"For S.C.'s Poet Laureate, An Inauguration Poem Without An Inaugural Audience"

DAVID GREENE, HOST:

South Carolina's governor, Nikki Haley, is being inaugurated for the second time today. But a long-standing tradition will be missing, a poem read by the state's poet laureate. State officials say they cut the two-minute poem for time. Here's NPR's Laura Sullivan.

LAURA SULLIVAN, BYLINE: South Carolina's poet laureate, Marjory Wentworth, describes her three previous inaugural poems as safe. There was a lot about nature and animals. This year, she says, after watching protests ignited by the deaths of unarmed black men, she didn't want to write about nature and took to Facebook to ask residents their thoughts.

MARJORY WENTWORTH: Some of them were quite beautiful.

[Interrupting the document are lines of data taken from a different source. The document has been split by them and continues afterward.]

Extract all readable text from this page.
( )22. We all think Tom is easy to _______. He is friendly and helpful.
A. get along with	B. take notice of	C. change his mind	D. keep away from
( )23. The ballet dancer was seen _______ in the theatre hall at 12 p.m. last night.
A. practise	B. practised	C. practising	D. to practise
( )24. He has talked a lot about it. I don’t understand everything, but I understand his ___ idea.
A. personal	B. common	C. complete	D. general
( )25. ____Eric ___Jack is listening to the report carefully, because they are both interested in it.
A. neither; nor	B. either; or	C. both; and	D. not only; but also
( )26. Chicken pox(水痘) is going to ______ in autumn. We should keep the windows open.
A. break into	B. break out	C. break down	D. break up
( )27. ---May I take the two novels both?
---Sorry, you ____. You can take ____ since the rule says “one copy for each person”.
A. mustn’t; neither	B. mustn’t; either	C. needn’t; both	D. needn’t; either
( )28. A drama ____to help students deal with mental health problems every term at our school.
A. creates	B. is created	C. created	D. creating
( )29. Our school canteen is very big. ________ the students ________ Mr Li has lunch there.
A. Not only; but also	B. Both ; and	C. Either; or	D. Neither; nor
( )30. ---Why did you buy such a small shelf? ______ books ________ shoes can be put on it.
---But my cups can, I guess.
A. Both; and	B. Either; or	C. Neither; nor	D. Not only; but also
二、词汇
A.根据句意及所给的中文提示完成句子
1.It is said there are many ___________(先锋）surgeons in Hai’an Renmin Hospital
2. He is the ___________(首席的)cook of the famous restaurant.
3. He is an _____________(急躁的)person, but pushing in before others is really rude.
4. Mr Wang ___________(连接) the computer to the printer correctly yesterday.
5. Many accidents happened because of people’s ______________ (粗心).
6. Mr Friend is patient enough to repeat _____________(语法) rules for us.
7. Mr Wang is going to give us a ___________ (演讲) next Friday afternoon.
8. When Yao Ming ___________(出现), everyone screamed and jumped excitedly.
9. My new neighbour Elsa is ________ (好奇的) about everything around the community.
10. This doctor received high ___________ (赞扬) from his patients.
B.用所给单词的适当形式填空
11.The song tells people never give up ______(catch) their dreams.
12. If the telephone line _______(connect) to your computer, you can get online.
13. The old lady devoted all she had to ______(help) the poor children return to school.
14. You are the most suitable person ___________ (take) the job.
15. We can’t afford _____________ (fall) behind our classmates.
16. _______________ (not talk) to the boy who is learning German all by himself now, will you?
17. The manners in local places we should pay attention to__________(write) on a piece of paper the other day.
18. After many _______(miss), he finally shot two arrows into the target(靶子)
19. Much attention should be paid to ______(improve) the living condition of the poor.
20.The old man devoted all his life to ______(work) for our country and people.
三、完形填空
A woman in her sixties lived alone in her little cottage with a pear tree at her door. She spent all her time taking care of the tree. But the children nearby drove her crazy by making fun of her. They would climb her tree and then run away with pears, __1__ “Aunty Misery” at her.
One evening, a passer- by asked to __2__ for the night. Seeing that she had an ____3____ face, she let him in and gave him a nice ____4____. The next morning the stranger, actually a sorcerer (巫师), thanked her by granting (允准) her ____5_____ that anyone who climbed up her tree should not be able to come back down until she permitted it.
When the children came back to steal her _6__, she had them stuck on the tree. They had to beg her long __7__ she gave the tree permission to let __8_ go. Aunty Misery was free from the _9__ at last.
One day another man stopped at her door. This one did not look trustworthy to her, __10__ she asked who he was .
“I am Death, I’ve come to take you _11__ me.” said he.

SULLIVAN: Her Facebook question was generating some attention. Wentworth says that's when she was told second-hand officials may be cutting the poem. So she sent in what she had written. It was a poem about South Carolina, children boarding school buses, firemen, migrant farm workers, a dock where a hundred thousand Africans were sold into slavery.

WENTWORTH: Here, where the Confederate flag still flies beside the statehouse, haunted by our past, conflicted about the future. At the heart of it, we are at war with ourselves.

SULLIVAN: Wentworth says she got an email saying the poem had to be cut for time. A state official said they had not seen the poem before they cut it. Governor Nikki Haley's spokeswoman said in a statement to NPR, quote, "while we appreciate Ms. Wentworth's long service to South Carolina, scheduling constraints simply wouldn't allow a poem to be read." Wentworth says she's disappointed.

WENTWORTH: I really believe that our history is part of what's holding us back. It's kind of an unhealed wound. And we're all in this together. And I know that sounds a little like John Lennon, but I wanted people to think about some of those things.

SULLIVAN: In the meantime, officials with the state chapter of the NAACP are holding a Martin Luther King march on Monday. They told Wentworth she is welcome to read her poem to their group. Laura Sullivan, NPR News.